Strong Dollar Spreads Global Pain
A powerful US dollar is making currencies around the world weaker and contributing to soaring prices of basic goods and services. The dollar has gained 18% this year, and in September hit a 20-year high, according to the benchmark US Dollar Index that measures the dollar against a basket of key currencies.
To combat skyrocketing US inflation, the Federal Reserve has raised its benchmark short-term interest rate five times this year alone and has already said more hikes are likely. That has led to higher rates on US government and corporate bonds, attracting investors and strengthening the US currency.
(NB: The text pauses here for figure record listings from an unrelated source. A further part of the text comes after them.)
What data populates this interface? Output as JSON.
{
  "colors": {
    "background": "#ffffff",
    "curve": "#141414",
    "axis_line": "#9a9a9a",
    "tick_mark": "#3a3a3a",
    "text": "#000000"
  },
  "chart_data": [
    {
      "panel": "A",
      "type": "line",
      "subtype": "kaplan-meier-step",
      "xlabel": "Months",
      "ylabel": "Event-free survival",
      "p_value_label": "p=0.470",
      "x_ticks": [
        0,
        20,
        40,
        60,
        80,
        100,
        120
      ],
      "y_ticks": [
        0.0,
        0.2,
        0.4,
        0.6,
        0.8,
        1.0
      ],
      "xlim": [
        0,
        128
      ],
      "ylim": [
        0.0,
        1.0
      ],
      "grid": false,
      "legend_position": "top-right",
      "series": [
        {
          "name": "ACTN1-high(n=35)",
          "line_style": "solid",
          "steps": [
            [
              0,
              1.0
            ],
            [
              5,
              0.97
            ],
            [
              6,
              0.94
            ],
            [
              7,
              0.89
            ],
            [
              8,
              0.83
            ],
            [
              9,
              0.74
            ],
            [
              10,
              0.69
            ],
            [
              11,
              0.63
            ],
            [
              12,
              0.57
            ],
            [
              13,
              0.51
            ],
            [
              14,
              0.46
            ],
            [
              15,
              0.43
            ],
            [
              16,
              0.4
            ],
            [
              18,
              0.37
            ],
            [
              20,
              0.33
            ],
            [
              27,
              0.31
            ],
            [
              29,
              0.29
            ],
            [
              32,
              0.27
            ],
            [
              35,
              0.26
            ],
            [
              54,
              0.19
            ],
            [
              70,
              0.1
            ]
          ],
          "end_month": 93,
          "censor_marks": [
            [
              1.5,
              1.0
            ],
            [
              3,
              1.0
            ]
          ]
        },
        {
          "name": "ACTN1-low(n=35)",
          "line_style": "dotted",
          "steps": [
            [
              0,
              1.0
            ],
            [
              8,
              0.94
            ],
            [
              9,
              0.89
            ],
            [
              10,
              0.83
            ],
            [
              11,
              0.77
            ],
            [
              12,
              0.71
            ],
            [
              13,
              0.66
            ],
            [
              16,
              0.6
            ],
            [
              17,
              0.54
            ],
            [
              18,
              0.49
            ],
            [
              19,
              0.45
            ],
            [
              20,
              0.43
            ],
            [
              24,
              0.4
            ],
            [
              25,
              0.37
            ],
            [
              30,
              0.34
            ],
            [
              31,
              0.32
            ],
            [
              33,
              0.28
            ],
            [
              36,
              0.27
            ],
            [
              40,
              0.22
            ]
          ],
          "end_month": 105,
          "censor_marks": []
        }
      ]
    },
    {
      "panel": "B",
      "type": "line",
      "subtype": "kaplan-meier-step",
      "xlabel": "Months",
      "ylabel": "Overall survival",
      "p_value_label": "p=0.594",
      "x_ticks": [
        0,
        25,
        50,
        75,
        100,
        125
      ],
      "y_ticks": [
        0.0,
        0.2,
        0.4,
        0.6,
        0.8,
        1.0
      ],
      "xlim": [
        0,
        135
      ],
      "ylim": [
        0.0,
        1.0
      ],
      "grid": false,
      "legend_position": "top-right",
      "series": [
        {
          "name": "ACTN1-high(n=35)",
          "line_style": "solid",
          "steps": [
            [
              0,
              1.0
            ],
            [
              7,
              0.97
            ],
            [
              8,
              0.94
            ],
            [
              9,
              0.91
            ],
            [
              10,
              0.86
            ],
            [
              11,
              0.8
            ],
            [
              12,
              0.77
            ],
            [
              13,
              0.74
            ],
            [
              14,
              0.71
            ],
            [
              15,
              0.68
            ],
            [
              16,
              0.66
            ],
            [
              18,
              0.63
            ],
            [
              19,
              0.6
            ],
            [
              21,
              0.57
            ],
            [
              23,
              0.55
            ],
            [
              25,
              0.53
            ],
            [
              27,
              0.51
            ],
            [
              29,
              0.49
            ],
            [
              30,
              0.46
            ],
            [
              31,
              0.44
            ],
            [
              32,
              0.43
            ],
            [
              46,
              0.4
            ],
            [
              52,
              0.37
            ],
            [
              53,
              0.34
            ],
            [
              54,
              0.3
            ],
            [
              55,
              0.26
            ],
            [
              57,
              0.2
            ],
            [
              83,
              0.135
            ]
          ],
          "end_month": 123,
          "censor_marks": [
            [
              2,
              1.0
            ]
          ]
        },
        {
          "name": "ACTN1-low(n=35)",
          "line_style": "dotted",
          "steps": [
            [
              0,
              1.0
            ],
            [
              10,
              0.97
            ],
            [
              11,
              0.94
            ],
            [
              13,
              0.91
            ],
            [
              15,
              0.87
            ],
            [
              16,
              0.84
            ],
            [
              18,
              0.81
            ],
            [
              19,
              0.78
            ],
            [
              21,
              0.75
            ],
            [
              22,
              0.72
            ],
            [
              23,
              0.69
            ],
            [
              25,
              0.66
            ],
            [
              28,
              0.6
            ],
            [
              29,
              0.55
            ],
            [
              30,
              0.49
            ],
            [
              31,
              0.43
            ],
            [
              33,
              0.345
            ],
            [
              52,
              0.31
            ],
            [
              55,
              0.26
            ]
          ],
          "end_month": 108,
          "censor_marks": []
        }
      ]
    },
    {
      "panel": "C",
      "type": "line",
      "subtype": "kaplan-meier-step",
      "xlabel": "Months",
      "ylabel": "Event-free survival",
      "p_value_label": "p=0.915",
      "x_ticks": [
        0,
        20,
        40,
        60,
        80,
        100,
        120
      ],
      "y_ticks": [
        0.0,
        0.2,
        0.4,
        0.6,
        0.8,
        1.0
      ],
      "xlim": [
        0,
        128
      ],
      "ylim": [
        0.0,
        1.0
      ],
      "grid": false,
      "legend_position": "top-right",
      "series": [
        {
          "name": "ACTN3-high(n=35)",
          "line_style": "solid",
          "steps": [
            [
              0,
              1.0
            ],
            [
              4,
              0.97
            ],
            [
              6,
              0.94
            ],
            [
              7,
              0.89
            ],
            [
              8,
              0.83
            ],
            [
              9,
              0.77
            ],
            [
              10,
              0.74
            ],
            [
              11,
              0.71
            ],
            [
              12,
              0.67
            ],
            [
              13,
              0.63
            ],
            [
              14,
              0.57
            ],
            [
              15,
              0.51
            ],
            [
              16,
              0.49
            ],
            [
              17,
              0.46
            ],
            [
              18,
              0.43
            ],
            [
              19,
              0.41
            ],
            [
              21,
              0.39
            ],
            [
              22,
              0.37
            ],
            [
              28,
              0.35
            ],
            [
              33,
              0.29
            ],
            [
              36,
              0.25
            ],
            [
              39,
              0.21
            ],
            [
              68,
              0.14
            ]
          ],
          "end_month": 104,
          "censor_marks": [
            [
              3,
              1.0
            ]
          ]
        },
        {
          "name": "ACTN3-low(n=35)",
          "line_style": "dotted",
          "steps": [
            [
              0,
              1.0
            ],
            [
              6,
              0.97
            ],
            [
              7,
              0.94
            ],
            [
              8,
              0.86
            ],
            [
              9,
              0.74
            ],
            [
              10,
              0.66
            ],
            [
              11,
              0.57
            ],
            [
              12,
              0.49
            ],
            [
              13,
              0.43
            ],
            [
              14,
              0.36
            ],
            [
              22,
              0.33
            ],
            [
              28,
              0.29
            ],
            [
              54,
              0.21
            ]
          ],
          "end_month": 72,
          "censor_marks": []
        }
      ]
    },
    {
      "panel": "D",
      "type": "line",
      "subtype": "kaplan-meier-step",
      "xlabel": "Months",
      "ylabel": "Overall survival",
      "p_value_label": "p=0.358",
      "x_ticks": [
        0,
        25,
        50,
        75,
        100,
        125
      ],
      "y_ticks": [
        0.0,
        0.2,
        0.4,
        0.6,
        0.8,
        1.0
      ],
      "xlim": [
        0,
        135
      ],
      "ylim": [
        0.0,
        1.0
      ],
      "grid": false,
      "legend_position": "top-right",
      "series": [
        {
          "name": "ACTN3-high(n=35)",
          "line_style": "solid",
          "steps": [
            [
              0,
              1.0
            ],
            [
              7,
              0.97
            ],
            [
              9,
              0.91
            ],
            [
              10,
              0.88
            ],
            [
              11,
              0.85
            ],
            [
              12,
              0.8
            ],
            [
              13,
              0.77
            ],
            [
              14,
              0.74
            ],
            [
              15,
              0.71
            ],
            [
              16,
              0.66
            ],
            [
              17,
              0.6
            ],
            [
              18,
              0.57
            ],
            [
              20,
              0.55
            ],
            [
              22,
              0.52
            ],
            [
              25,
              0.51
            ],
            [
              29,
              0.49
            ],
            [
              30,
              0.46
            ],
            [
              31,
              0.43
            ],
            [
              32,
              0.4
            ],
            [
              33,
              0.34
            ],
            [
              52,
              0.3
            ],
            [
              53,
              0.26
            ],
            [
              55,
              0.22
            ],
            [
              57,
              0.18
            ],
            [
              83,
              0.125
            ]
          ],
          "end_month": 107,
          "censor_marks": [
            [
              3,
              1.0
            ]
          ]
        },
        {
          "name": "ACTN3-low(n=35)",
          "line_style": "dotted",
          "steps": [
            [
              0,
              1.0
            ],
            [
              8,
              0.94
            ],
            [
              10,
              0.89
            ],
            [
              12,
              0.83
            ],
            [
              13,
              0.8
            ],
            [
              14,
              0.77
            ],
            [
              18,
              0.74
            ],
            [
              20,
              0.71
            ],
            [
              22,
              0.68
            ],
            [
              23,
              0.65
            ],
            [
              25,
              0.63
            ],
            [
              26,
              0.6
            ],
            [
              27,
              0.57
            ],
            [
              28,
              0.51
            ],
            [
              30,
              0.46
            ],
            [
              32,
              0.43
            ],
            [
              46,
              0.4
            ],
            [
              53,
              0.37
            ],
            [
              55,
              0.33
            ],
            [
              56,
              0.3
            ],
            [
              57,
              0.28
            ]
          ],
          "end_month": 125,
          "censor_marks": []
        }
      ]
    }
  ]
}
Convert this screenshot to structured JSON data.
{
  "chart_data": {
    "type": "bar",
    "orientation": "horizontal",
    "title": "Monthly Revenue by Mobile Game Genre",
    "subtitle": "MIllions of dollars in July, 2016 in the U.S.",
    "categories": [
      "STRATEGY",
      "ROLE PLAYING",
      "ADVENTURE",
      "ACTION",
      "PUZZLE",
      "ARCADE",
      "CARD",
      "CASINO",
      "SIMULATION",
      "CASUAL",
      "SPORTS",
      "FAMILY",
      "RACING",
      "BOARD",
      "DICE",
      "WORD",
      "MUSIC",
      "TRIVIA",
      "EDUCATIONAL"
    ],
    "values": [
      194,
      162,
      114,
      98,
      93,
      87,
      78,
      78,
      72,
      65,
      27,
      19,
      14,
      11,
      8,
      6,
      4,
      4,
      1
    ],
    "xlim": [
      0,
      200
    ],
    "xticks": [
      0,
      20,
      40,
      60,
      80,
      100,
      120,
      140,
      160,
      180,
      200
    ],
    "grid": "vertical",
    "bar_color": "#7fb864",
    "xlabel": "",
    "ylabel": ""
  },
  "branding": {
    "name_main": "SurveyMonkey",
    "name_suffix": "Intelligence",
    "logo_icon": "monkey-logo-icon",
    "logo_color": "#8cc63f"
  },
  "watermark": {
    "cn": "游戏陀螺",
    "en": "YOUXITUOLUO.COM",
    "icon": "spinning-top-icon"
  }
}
Rich countries have been affected by the strong dollar. One euro is now worth less than $1 for the first time in two decades, and the British pound has plunged 18% from a year ago. Unsurprisingly, poor countries are also feeling the effects of a strong dollar. The Indian rupee has dropped nearly 10% this year, the Egyptian pound 20%, and the Turkish lira 28%.
What does this mean for me? 
Normally, countries get some benefit from falling currencies because their exports become cheaper and more competitive overseas. However, muted global growth is stopping this benefit.
A rising dollar makes countries’ imports more expensive, adding to inflationary pressures. A strong dollar also negatively affects governments and companies that borrowed in dollars because they need more local currency to make loan payments.
The trouble does not end there. A strong dollar forces central banks to raise interest rates to try and energize their currencies so money does not leave their borders. However, higher interest rates weaken economic growth by choking off aggregate demand.